This fight may be as unpredictable as the battle for the world championship itself, but none of these seven teams signed up just to challenge for fourth place.

And yet that's all they can realistically hope for at the moment, given the huge gulf to the top three. That's demonstrated every weekend, not just by the race results but by qualifying - consider the apparent ease with which the top guys can get through Q2 without using the quickest tyre.

When Williams announced its 2017 financial results last week, CEO Mike O'Driscoll pointed out that it was the only team outside the big three to score a podium finish in 2017 - with Lance Stroll in Baku.

"This illustrates the large gap in competitive expenditure between the leading teams and the rest of the grid," he says. "We are hopeful that Liberty Media's long-term vision for the future of the sport can deliver a more level playing field, on which all teams can compete more fairly."

This was not a throwaway line in a press conference - it was a formal statement aimed at shareholders and the wider financial world.

"We have grown used to having a front pack of six cars and then the rest" Paddy Lowe, Williams

It's the wish not just of Williams but the other six midfield teams that F1's bosses can push through their financial plans. The theory is that the big three will earn less and be allowed to spend less, helping the second group catch up. At the same time income for those outside the top three will be boosted, further enabling the closure of that gap.

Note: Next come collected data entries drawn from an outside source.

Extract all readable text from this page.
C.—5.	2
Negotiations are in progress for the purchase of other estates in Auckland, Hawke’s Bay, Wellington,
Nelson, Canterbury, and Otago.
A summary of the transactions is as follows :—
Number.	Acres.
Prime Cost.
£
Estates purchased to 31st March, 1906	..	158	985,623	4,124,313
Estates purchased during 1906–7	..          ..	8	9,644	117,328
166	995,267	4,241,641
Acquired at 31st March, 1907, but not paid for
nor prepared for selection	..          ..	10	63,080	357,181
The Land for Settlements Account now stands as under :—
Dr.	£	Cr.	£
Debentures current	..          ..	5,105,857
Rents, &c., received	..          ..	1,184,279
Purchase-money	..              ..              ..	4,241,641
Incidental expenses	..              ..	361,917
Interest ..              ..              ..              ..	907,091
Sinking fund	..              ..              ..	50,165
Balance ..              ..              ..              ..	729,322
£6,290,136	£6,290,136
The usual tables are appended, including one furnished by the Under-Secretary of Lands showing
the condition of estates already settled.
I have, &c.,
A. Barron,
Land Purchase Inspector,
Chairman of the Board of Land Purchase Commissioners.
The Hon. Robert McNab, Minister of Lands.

Nobody expects Haas or Sauber or even Williams to be winning races on a regular basis in 2021, and that's not the intention of Ross Brawn and his colleagues. There will always be teams who do a better job than others, and can afford the best drivers - and driver salaries won't be subject to restrictions.

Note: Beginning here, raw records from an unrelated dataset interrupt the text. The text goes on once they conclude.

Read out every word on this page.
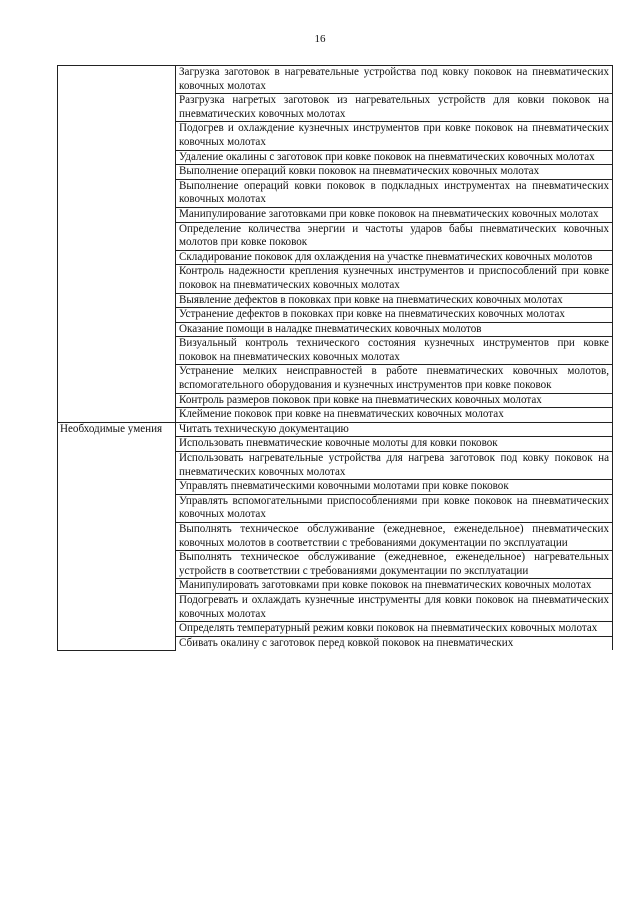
16
	Загрузка заготовок в нагревательные устройства под ковку поковок на пневматических ковочных молотах
	Разгрузка нагретых заготовок из нагревательных устройств для ковки поковок на пневматических ковочных молотах
	Подогрев и охлаждение кузнечных инструментов при ковке поковок на пневматических ковочных молотах
	Удаление окалины с заготовок при ковке поковок на пневматических ковочных молотах
	Выполнение операций ковки поковок на пневматических ковочных молотах
	Выполнение операций ковки поковок в подкладных инструментах на пневматических ковочных молотах
	Манипулирование заготовками при ковке поковок на пневматических ковочных молотах
	Определение количества энергии и частоты ударов бабы пневматических ковочных молотов при ковке поковок
	Складирование поковок для охлаждения на участке пневматических ковочных молотов
	Контроль надежности крепления кузнечных инструментов и приспособлений при ковке поковок на пневматических ковочных молотах
	Выявление дефектов в поковках при ковке на пневматических ковочных молотах
	Устранение дефектов в поковках при ковке на пневматических ковочных молотах
	Оказание помощи в наладке пневматических ковочных молотов
	Визуальный контроль технического состояния кузнечных инструментов при ковке поковок на пневматических ковочных молотах
	Устранение мелких неисправностей в работе пневматических ковочных молотов, вспомогательного оборудования и кузнечных инструментов при ковке поковок
	Контроль размеров поковок при ковке на пневматических ковочных молотах
	Клеймение поковок при ковке на пневматических ковочных молотах
Необходимые умения	Читать техническую документацию
	Использовать пневматические ковочные молоты для ковки поковок
	Использовать нагревательные устройства для нагрева заготовок под ковку поковок на пневматических ковочных молотах
	Управлять пневматическими ковочными молотами при ковке поковок
	Управлять вспомогательными приспособлениями при ковке поковок на пневматических ковочных молотах
	Выполнять техническое обслуживание (ежедневное, еженедельное) пневматических ковочных молотов в соответствии с требованиями документации по эксплуатации
	Выполнять техническое обслуживание (ежедневное, еженедельное) нагревательных устройств в соответствии с требованиями документации по эксплуатации
	Манипулировать заготовками при ковке поковок на пневматических ковочных молотах
	Подогревать и охлаждать кузнечные инструменты для ковки поковок на пневматических ковочных молотах
	Определять температурный режим ковки поковок на пневматических ковочных молотах
	Сбивать окалину с заготовок перед ковкой поковок на пневматических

Brawn simply wants a tighter field, one that's close enough that on their day all teams can at least aspire to earning a podium finish without having to rely on freak circumstances.

It's no coincidence that finance is the key to Liberty's blueprint for F1's future. Under the current contractual arrangements, the rich have grown richer. Mercedes, Ferrari and Red Bull have not only earned the lion's share of the F1 prize fund, they've also benefited from the bonus payments they negotiated with Bernie Ecclestone last time around.

Those three teams would have been doing most of the winning anyway, but over the past few seasons we've seen them pull away from the rest, and the gulf in spending - even relative to the likes of McLaren and Renault - has made a big difference.

"There is some good data around," says Williams technical chief Paddy Lowe, "that has shown the progression over the past five or six years of the number of podiums scored not by the top three teams related to the differential in teams' incomes. And there is a really strong relationship.

"I was looking at this the other day. We have grown used to having a front pack of six cars and then a midfield and then a bunch quite a lot behind. The last of which was Sauber, who got left behind quite a lot in the last few years.

"Credit to Sauber, they have done a great job this winter to close that gap. We now have essentially two groups: the front six, and then the rest."

Lowe, like his Williams colleague O'Driscoll, hopes that the post-2021 financial arrangements will automatically close up the field. And he sees the current fight for fourth place as a template for what we could see all the way through the field.

"If you could have the whole grid working within a performance range of 1-1.5 seconds it would be terrifically exciting," he says. "If you take that group over the first three races this year and look at variations of competitiveness, it is pretty variable isn't it?

"The Toro Rosso was incredibly quick in Bahrain, and then not so quick [in China]. That is a terrific prospect if we can create rules and a commercial structure that puts all the teams into the same bracket.

"The two elements of what is proposed are more equal distribution and a level expenditure. Those are structural components of close and competitive racing. That is the direction, and it is perhaps regrettable that it's taken this long to be accepted."

Lowe, who spent several years at Mercedes with a generous budget at his disposal, is adamant that restricting income and expenditure will make a difference.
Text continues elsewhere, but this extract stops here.